Und das wiederum stärke das Vertrauen, das Kinder bräuchten, damit sie mit ihren Eltern ins Gespräch kämen. "Die Basis ist das Vertrauen, dass die Kinder lernen: Ich kann nach Hause mit meinen Ängsten kommen, ich kann meine Gefühle sagen, ich werde nicht ausgelacht, sondern ernst genommen", betont Raffauf. Wenn Kinder das erlebten, würden sie lernen, dass sie sich anvertrauen könnten, "wenn etwas los ist".

Medienkompetenz schaffen

Ein pauschales Verbot auf TikTok zu geben, sei genauso wenig sinnvoll, wie eine vermeintlich heile Welt zu konstruieren, um Heranwachsende vor allen Herausforderungen und Problemen zu bewahren, so Mediencoach Dr.

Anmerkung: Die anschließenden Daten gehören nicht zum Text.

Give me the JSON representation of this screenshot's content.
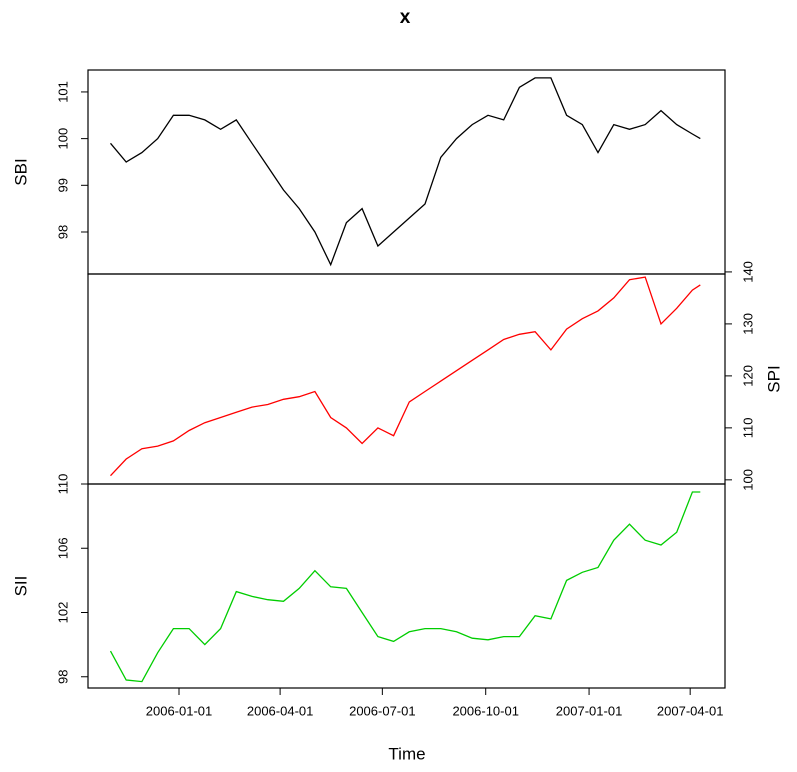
{
  "chart_data": {
    "type": "line",
    "title": "x",
    "xlabel": "Time",
    "x": [
      "2005-11-01",
      "2005-11-15",
      "2005-11-29",
      "2005-12-13",
      "2005-12-27",
      "2006-01-10",
      "2006-01-24",
      "2006-02-07",
      "2006-02-21",
      "2006-03-07",
      "2006-03-21",
      "2006-04-04",
      "2006-04-18",
      "2006-05-02",
      "2006-05-16",
      "2006-05-30",
      "2006-06-13",
      "2006-06-27",
      "2006-07-11",
      "2006-07-25",
      "2006-08-08",
      "2006-08-22",
      "2006-09-05",
      "2006-09-19",
      "2006-10-03",
      "2006-10-17",
      "2006-10-31",
      "2006-11-14",
      "2006-11-28",
      "2006-12-12",
      "2006-12-26",
      "2007-01-09",
      "2007-01-23",
      "2007-02-06",
      "2007-02-20",
      "2007-03-06",
      "2007-03-20",
      "2007-04-03",
      "2007-04-10"
    ],
    "xlim": [
      "2005-10-12",
      "2007-05-02"
    ],
    "xticks": [
      "2006-01-01",
      "2006-04-01",
      "2006-07-01",
      "2006-10-01",
      "2007-01-01",
      "2007-04-01"
    ],
    "series": [
      {
        "name": "SBI",
        "color": "#000000",
        "axis_side": "left",
        "ylim": [
          97.1,
          101.47
        ],
        "yticks": [
          98,
          99,
          100,
          101
        ],
        "values": [
          99.9,
          99.5,
          99.7,
          100.0,
          100.5,
          100.5,
          100.4,
          100.2,
          100.4,
          99.9,
          99.4,
          98.9,
          98.5,
          98.0,
          97.3,
          98.2,
          98.5,
          97.7,
          98.0,
          98.3,
          98.6,
          99.6,
          100.0,
          100.3,
          100.5,
          100.4,
          101.1,
          101.3,
          101.3,
          100.5,
          100.3,
          99.7,
          100.3,
          100.2,
          100.3,
          100.6,
          100.3,
          100.1,
          100.0
        ]
      },
      {
        "name": "SPI",
        "color": "#ff0000",
        "axis_side": "right",
        "ylim": [
          99.2,
          139.6
        ],
        "yticks": [
          100,
          110,
          120,
          130,
          140
        ],
        "values": [
          100.8,
          104,
          106,
          106.5,
          107.5,
          109.5,
          111,
          112,
          113,
          114,
          114.5,
          115.5,
          116,
          117,
          112,
          110,
          107,
          110,
          108.5,
          115,
          117,
          119,
          121,
          123,
          125,
          127,
          128,
          128.5,
          125,
          129,
          131,
          132.5,
          135,
          138.5,
          139,
          130,
          133,
          136.5,
          137.5
        ]
      },
      {
        "name": "SII",
        "color": "#00cd00",
        "axis_side": "left",
        "ylim": [
          97.3,
          110
        ],
        "yticks": [
          98,
          102,
          106,
          110
        ],
        "values": [
          99.6,
          97.8,
          97.7,
          99.5,
          101.0,
          101.0,
          100.0,
          101.0,
          103.3,
          103.0,
          102.8,
          102.7,
          103.5,
          104.6,
          103.6,
          103.5,
          102.0,
          100.5,
          100.2,
          100.8,
          101.0,
          101.0,
          100.8,
          100.4,
          100.3,
          100.5,
          100.5,
          101.8,
          101.6,
          104.0,
          104.5,
          104.8,
          106.5,
          107.5,
          106.5,
          106.2,
          107.0,
          109.5,
          109.5
        ]
      }
    ]
  }
}
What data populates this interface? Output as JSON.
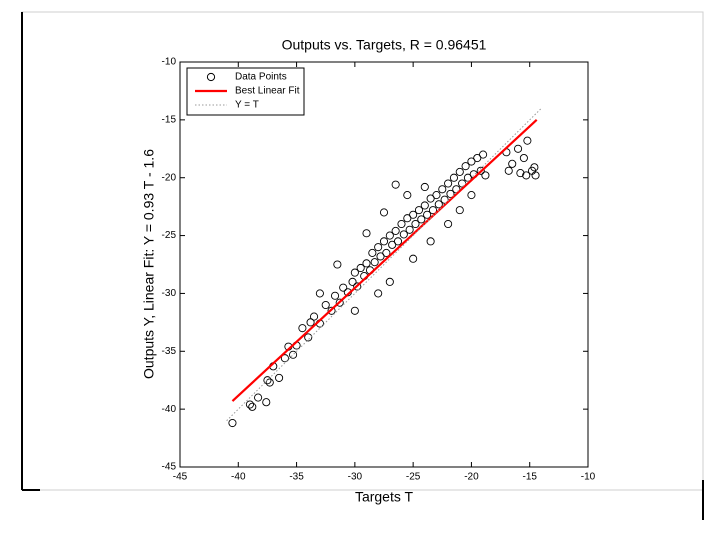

Schulz. Ähnlich wie bei Computerspielen und anderen Medien ist es nach Meinung von Experten sinnvoll, bei Kindern und Jugendlichen durch gegenseitiges Vertrauen und Gespräche über die Themen, die die jungen Menschen bewegen, eine Medienkompetenz zu schaffen. So könnten sie stark werden, mit Bildern, Videos und Nachrichten umzugehen, vor denen sie weder staatliche Gesetze und Vorschriften noch die eigenen Eltern auf Dauer wirksam bewahren können.